On April 30, Forbes cybersecurity specialist Thomas Brewster had a disturbing scoop about a Chinese mobile phone giant.
He quoted a cybersecurity researcher, Gabi Cirlig, who described how his Xiaomi Redmi Note 8 smartphone was tracking virtually everything he was doing on the device.
According to Cirlig, the data was being sent to remote servers in Singapore and Russia, which were hosted by Chinese ecommerce giant Alibaba.
Cirlig alleged that the transferred data included all of his search-engine queries, open folders, and swiped screens. He also claimed that transferred data from several Xiaomi phones could be traced back to individuals—something the company has vehemently denied.
It's the latest wrinkle in never-ending controversies related to personal privacy in the digital world.
It's taken on new urgency as health experts explore the best ways to conduct contact tracing for those who've been exposed to the novel coronavirus.
In Singapore, the government wants all citizens to download an app to monitor who's come in contact with a virus carrier; in Hong Kong, the government requires people under quarantine to wear electronic wristbands.
On Tuesday (May 5) from 9 a.m. to 1 p.m., the relationship between technology, privacy, and addressing the pandemic will be explored in a "Witness Webinar" presented by the Peter Wall Institute for Advanced Studies on the UBC Zoom platform.
Those who wish to participate should send their name, email address, and organizational affiliation (if any) to email@example.com.

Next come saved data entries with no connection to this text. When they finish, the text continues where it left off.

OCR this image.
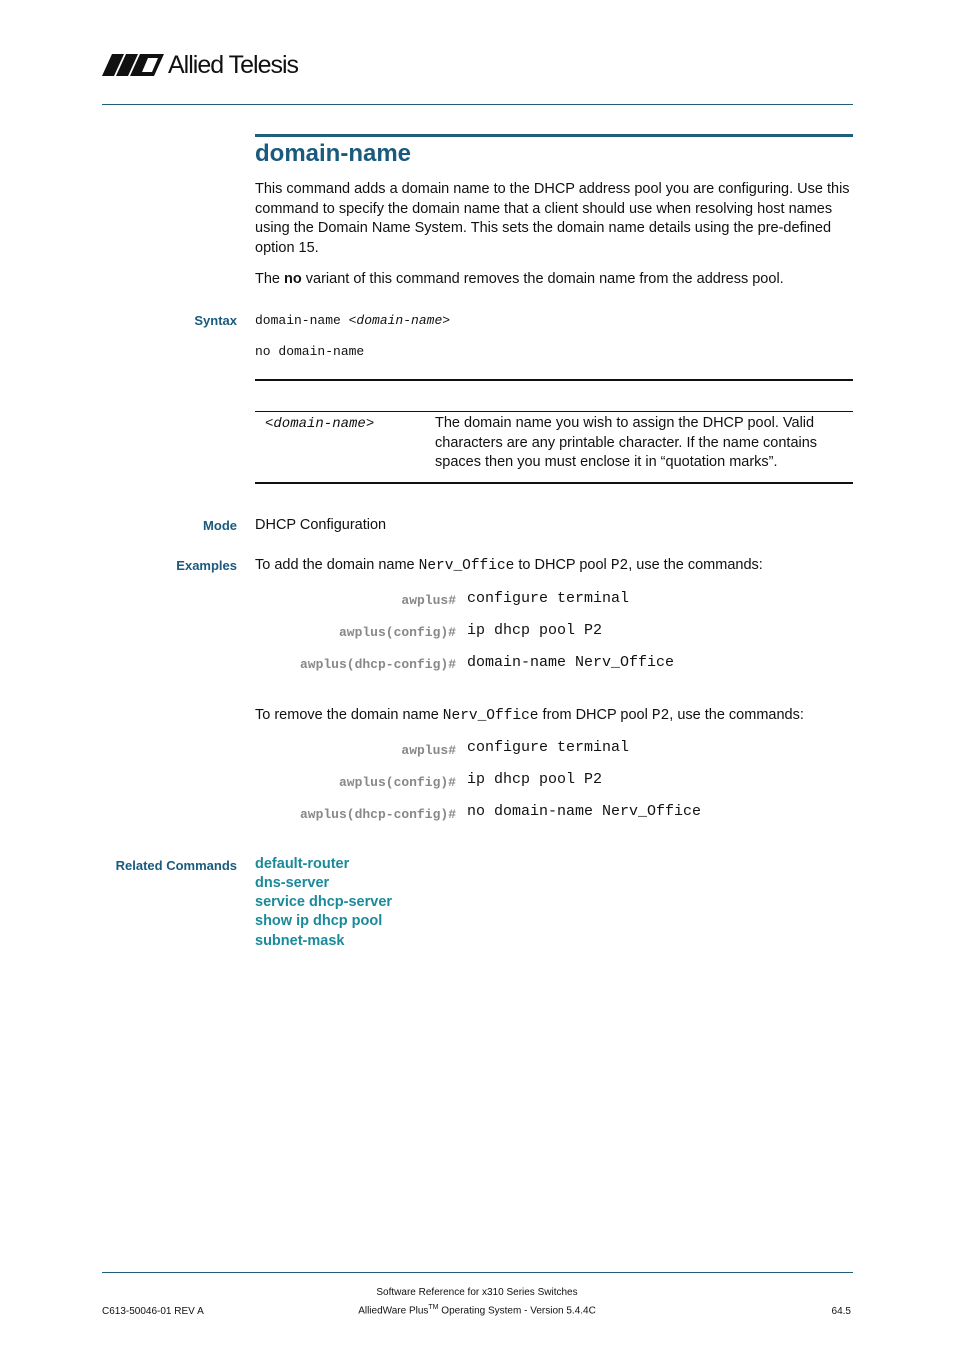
Allied Telesis
domain-name
This command adds a domain name to the DHCP address pool you are configuring. Use this command to specify the domain name that a client should use when resolving host names using the Domain Name System. This sets the domain name details using the pre-defined option 15.
The no variant of this command removes the domain name from the address pool.
Syntax domain-name <domain-name>
no domain-name
<domain-name>	The domain name you wish to assign the DHCP pool. Valid characters are any printable character. If the name contains spaces then you must enclose it in “quotation marks”.
Mode DHCP Configuration
Examples To add the domain name Nerv_Office to DHCP pool P2, use the commands:
awplus# configure terminal
awplus(config)# ip dhcp pool P2
awplus(dhcp-config)# domain-name Nerv_Office
To remove the domain name Nerv_Office from DHCP pool P2, use the commands:
awplus# configure terminal
awplus(config)# ip dhcp pool P2
awplus(dhcp-config)# no domain-name Nerv_Office
Related Commands default-router
dns-server
service dhcp-server
show ip dhcp pool
subnet-mask
Software Reference for x310 Series Switches
AlliedWare Plus™ Operating System - Version 5.4.4C
C613-50046-01 REV A	64.5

These witness seminars bring together many people who can interact with one another and a moderator.
"Interactions are expected to be informal in nature and spontaneous," the PWIAS states on its website. "We consider the Witness Seminar format to be a form of open peer-review, with all remarks and opinions immediately subject to rejoinder, agreement, or dispute from others. We discourage participants from bringing prepared scripts, and we do not (except in special circumstances), allow slides or other visual material to be shown, simply because of the disruption this can introduce to the meeting."
The lead "witness" is former Ontario information and privacy commissioner Ann Cavoukian, now the executive director of the Global Privacy & Security by Design Centre at Ryerson University.
She'll be joined by a long list of experts in the academic, nonprofit, and private sectors, who will approach this topic from different perspectives.
For example, Clara Staunton, a senior lecturer in law at Middlesex University, researches the governance of new and emerging technology, including how this relates to stem-cell and genomic research.
SFU faculty of health sciences teaching fellow Paola Ardiles Gamboa will look at technological innovation and privacy through the lens of racialized and marginalized communities, who are already wary about the rise of the surveillance state.
The University of Waterloo's dean of applied health sciences, Lili Liu, has deep insights into how older adults and their caregivers adopt and accept technology.
Seattle-based Steve Magennis, a former senior director at Avenade, is an expert in the evolution of the cloud, artificial intelligence, and digital transformation.
Kohei Kurihara, president of the Tokyo chapter of CollaboGate CMO, describes himself as a next-gen data driven marketer, and is an advocate for a privacy-based data society.
The full list of witnesses is available on the Peter Wall Institute for Advanced Studies website.